Desde 2012 sou um dos responsáveis pela operação da Casa do Código. Isso significa que eu não programo mais full time, mas em contrapartida tenho diversas outras tarefas. Fazer a curadoria e edição dos livros, tirar dúvidas de clientes, guiar uma jovem equipe de desenvolvimento e diversas outras tarefas que abrangem as mais variadas áreas da empresa.

E pra ser sincero, acho esse envolvimento em diferentes áreas e tarefas fascinante. Colocar o chapéu do marketing, depois o do customer service, o de editor, o de gestor de produtos e também o de desenvolvedor me faz ver como tudo está fortemente relacionado.

Olhando pelo prisma do desenvolvimento, é fácil perceber como as novas estratégias de marketing precisam muito da tecnologia, como o processo de edição e escrita de um livro pode ser facilitado para o autor com o uso e adaptações de ferramentas adequadas, como a disponibilidade de uma plataforma tem um bom impacto na satisfação de um cliente.

Todas as áreas giram em torno do desenvolvimento

O desenvolvedor atual tem que ir além de conhecer muito bem as linguagens, paradigmas e frameworks.

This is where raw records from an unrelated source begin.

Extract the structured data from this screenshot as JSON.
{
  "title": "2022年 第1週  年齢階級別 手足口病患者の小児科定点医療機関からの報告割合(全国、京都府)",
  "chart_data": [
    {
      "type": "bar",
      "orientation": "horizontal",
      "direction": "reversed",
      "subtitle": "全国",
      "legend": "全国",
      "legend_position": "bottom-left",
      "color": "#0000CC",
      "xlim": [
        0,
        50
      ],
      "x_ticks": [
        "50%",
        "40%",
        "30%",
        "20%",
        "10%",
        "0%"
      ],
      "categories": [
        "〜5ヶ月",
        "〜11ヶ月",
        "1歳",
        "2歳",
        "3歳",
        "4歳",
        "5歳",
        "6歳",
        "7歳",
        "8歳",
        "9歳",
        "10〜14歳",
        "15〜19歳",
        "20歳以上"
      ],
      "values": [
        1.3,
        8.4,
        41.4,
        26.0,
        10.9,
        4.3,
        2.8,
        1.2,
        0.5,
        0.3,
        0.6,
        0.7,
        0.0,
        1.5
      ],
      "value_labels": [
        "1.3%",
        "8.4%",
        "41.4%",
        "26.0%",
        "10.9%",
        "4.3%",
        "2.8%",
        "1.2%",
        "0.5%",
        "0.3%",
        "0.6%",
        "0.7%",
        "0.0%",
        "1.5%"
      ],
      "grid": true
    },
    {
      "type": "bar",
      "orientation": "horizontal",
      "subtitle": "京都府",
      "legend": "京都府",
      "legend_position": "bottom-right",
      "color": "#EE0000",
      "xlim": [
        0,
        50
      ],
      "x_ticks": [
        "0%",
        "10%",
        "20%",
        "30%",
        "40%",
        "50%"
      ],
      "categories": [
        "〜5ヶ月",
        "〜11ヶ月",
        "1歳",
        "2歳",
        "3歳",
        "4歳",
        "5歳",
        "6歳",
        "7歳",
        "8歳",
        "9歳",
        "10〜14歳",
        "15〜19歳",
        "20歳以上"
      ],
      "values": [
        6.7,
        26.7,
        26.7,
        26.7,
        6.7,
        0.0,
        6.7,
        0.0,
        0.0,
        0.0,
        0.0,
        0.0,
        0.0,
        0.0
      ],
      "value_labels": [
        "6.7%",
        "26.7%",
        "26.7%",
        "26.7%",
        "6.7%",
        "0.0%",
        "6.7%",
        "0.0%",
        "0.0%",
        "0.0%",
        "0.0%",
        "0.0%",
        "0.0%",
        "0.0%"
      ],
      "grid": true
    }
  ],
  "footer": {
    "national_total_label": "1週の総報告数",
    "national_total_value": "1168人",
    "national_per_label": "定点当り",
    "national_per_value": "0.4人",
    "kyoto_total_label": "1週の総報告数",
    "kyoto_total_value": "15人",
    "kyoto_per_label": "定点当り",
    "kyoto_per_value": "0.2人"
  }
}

Ele precisa entender como a empresa ou cliente funciona como um todo.

Já vi muitos desenvolvedores que quando perguntados do motivo de desenvolverem uma determinada funcionalidade, respondem: “Sei lá, o cliente pediu”.

Se você não sabe o motivo de estar fazendo algo, como você sabe se está resolvendo o problema do cliente?

Foi pedido para mudar um formulário, pois alguns campos já poderiam vir com valor default preenchido com o valor que ele normalmente precisava digitar.

Se você não sabe o motivo de fazer, você não sabe o impacto que aquilo terá no dia a dia do cliente. Ele precisa dessa funcionalidade, pois assim ele consegue atender mais pacientes e agilizar a triagem no hospital.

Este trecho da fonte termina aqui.